2018 U.S. sales: $1.43 billion
Use: Calcium reducer
Competition expected: Midyear or later
Nearly a year after a patent expiration, Amgen's Sensipar continues to dodge generic competition—apart from a couple of days last year, that is. And thanks to the lack of copycats, the drug pulled in $1.43 billion in 2018 U.S. sales.
But Sensipar could face a full generics launch any day, the company notes in SEC filings. That’s because copycat drugmakers have FDA approvals in hand, and as Amgen well knows, one or more of them might decide to roll out those versions “at risk” despite ongoing patent litigation.
Teva did just that late last year, albeit briefly. The generics giant rolled out its copy for a matter of days and reaped tens of millions in sales, Bernstein analyst Ronny Gal figures, as buyers scrambled to stock up. That launch could have triggered others—because of acceleration clauses in Amgen's previous deals with would-be Sensipar copycats—so the branded drugmaker chose to settle with Teva, too, and quickly, the analyst wrote.
Some generics makers haven't settled yet. Sensipar's composition of matter patent expired in March, but Amgen's still fighting in court with "a number of generic companies" seeking to market their copies, Amgen said in a third-quarter SEC filing.

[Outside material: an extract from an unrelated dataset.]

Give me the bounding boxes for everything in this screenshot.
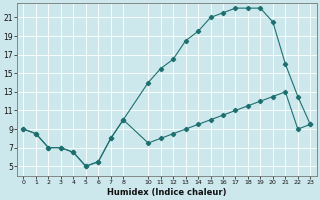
X-axis label: Humidex (Indice chaleur): Humidex (Indice chaleur) [107,188,227,197]
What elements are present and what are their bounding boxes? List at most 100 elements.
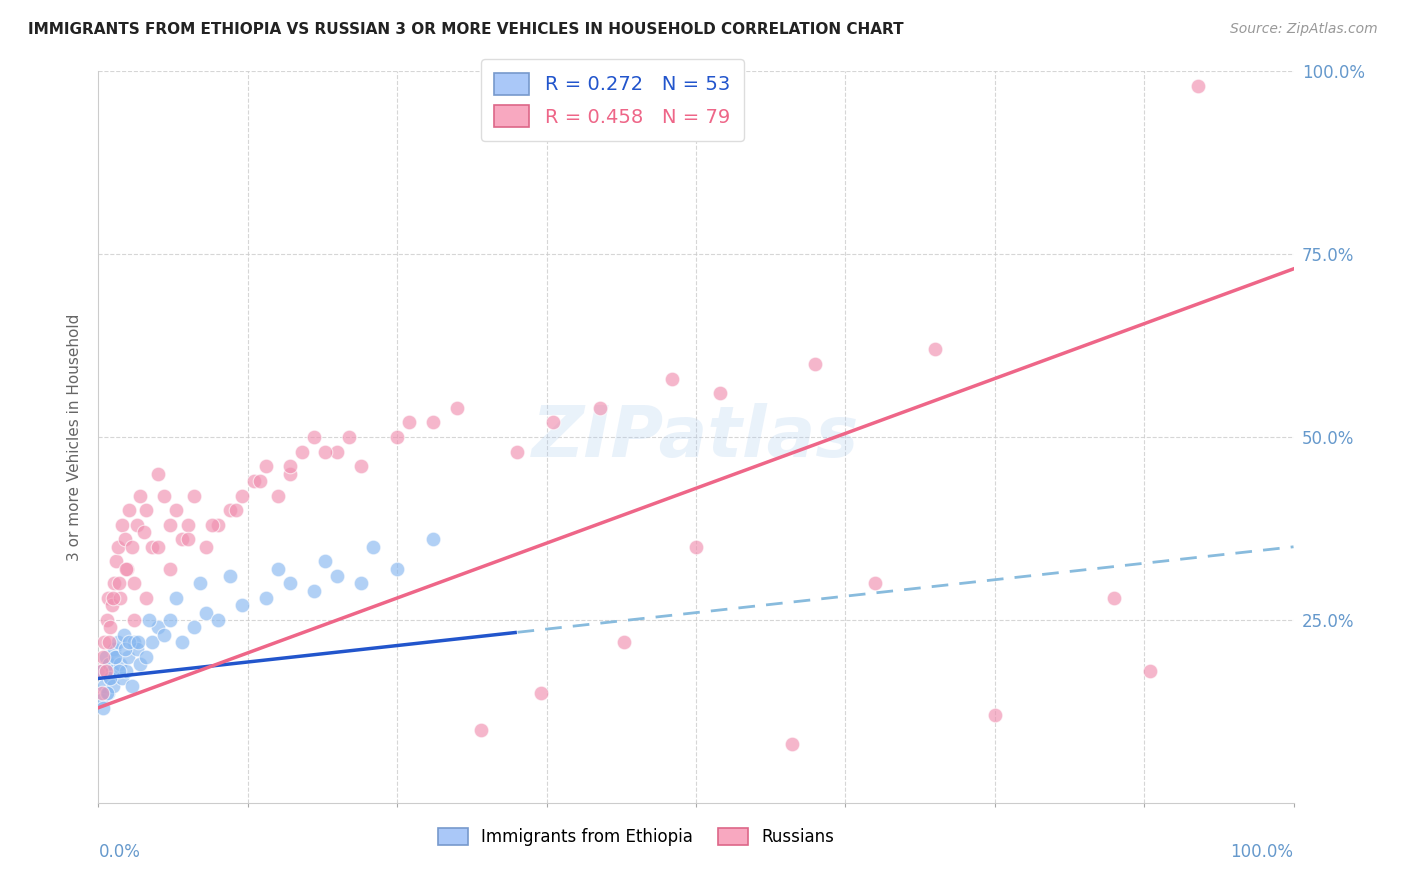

During the company's fourth-quarter conference call, Chief Financial Officer David Meline said Amgen anticipates litigation "would conclude by around midyear.”
So for now, market watchers are waiting to see how competition to Sensipar will play out this year.
“We are confident in the strength of our intellectual property,” Meline added on the fourth-quarter call. “However, uncertainty as to the timing and intensity of competition will remain until the outcome of litigation becomes clear.” Sensipar's remaining patents expire in 2026, according to the FDA Orange Book.
Gal wrote after Amgen reported 2018 results that the company assumed midyear generic Sensipar competition in calculating the low range of its 2019 sales guidance. His team thinks there's a 40% chance generics won't launch until the fourth quarter of 2019 or later.
There are more than a dozen generic companies seeking to knock off Sensipar, the analyst wrote after the brief Teva launch; Amgen has settled with most of them. Under the deal with Teva, the Israeli drugmaker can’t launch until 2021—or sooner, if other generics reach market. Thanks to the brief launch by Teva and other factors, Meline said Amgen expects lower sales for Sensipar this year "in any scenario."
Aside from Sensipar, Amgen is facing biosimilar competition to Neulasta and Epogen, as well as a potential threat to its big-selling Enbrel for inflammatory conditions. Amgen executives recently said the litigation over Enbrel's patents will take some time to play out, so it is unclear when copycats might reach the market. Novartis has already won FDA approval for its Enbrel biosimilar, called Erelzi.